Will will fulfil the treasure of thy love,
Ay, fill it full with wills, and my will one.
In things of great receipt with ease we prove
Among a number one is reckoned none.
Then in the number let me pass untold,
Though in thy store’s account I one must be;
For nothing hold me, so it please thee hold
That nothing me a something, sweet, to thee.
Make but my name thy love, and love that still,
And then thou lov’st me for my name is Will.’
Not Edward! Not Francis! Will! My name is Will.
He storms out and down the driveway. BARRY in pursuit.
OXFORD. Will means a sense of resolve, a sexual passion. Would Sir Philip Sidney write a poem, ‘my name is Phil’?
SHAKSPAR. It’s a pun. It’s got more than one meaning. Wordplay. That’s what I do.
SERGEANT. Come back here.
BARRY. Wait, Will, mate! Will!
SERGEANT. Actors! You’ve got a mutiny on your hands, Charlton. Well, Shakespeare or not, I now have to take this clown down to the station for resisting arrest.

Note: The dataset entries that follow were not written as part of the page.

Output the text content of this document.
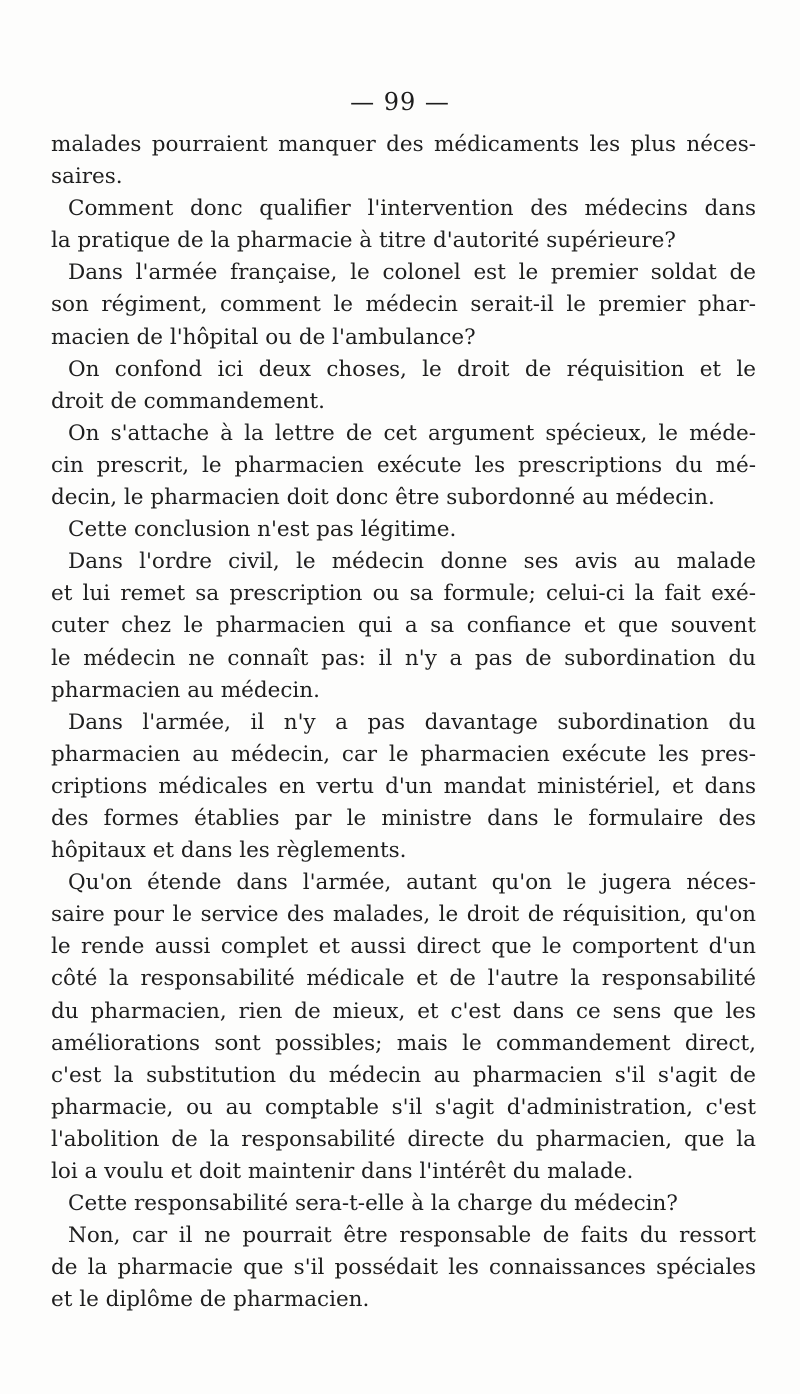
— 99 —
malades pourraient manquer des médicaments les plus néces-
saires.
Comment donc qualifier l'intervention des médecins dans
la pratique de la pharmacie à titre d'autorité supérieure?
Dans l'armée française, le colonel est le premier soldat de
son régiment, comment le médecin serait-il le premier phar-
macien de l'hôpital ou de l'ambulance?
On confond ici deux choses, le droit de réquisition et le
droit de commandement.
On s'attache à la lettre de cet argument spécieux, le méde-
cin prescrit, le pharmacien exécute les prescriptions du mé-
decin, le pharmacien doit donc être subordonné au médecin.
Cette conclusion n'est pas légitime.
Dans l'ordre civil, le médecin donne ses avis au malade
et lui remet sa prescription ou sa formule; celui-ci la fait exé-
cuter chez le pharmacien qui a sa confiance et que souvent
le médecin ne connaît pas: il n'y a pas de subordination du
pharmacien au médecin.
Dans l'armée, il n'y a pas davantage subordination du
pharmacien au médecin, car le pharmacien exécute les pres-
criptions médicales en vertu d'un mandat ministériel, et dans
des formes établies par le ministre dans le formulaire des
hôpitaux et dans les règlements.
Qu'on étende dans l'armée, autant qu'on le jugera néces-
saire pour le service des malades, le droit de réquisition, qu'on
le rende aussi complet et aussi direct que le comportent d'un
côté la responsabilité médicale et de l'autre la responsabilité
du pharmacien, rien de mieux, et c'est dans ce sens que les
améliorations sont possibles; mais le commandement direct,
c'est la substitution du médecin au pharmacien s'il s'agit de
pharmacie, ou au comptable s'il s'agit d'administration, c'est
l'abolition de la responsabilité directe du pharmacien, que la
loi a voulu et doit maintenir dans l'intérêt du malade.
Cette responsabilité sera-t-elle à la charge du médecin?
Non, car il ne pourrait être responsable de faits du ressort
de la pharmacie que s'il possédait les connaissances spéciales
et le diplôme de pharmacien.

The SERGEANT starts to take OXFORD out of the garage.
Scene Two
The Fourth Guest Ever: Mary Sidney Herbert
MARY SIDNEY HERBERT, the COUNTESS OF PEMBROKE, to whose sons the First Folio was dedicated, appears at the back door. FRANK, the SERGEANT, BACON and OXFORD are in the garage. BARRY and SHAKSPAR have gone.
MARY. Frank, darling, I have never been more ashamed in my life. You’re absolutely right to look at me that way. I’m not just late; I’ve missed the entire rehearsal. The golden rule, the one thing that separates professional actors from amateurs, is timing. I’ve let you all down. You’ve probably written me out of the scene. And I deserve it…
FRANK. I don’t know what…
SERGEANT. Excuse me…
MARY. It’s no excuse, but Harold took the wrong turn and then there was an accident, it was nothing, but these two young men, the drivers, were so ‘het up’; ‘road rage’, you know, really you’d think young men today were connected to their automobiles by an umbilical cord. Anyway, Harold, my chauffeur, he’s so conscientious, used to be a policeman, about your height, and… well, my dears, only when… I’m so sorry, we haven’t met, are you playing the policeman?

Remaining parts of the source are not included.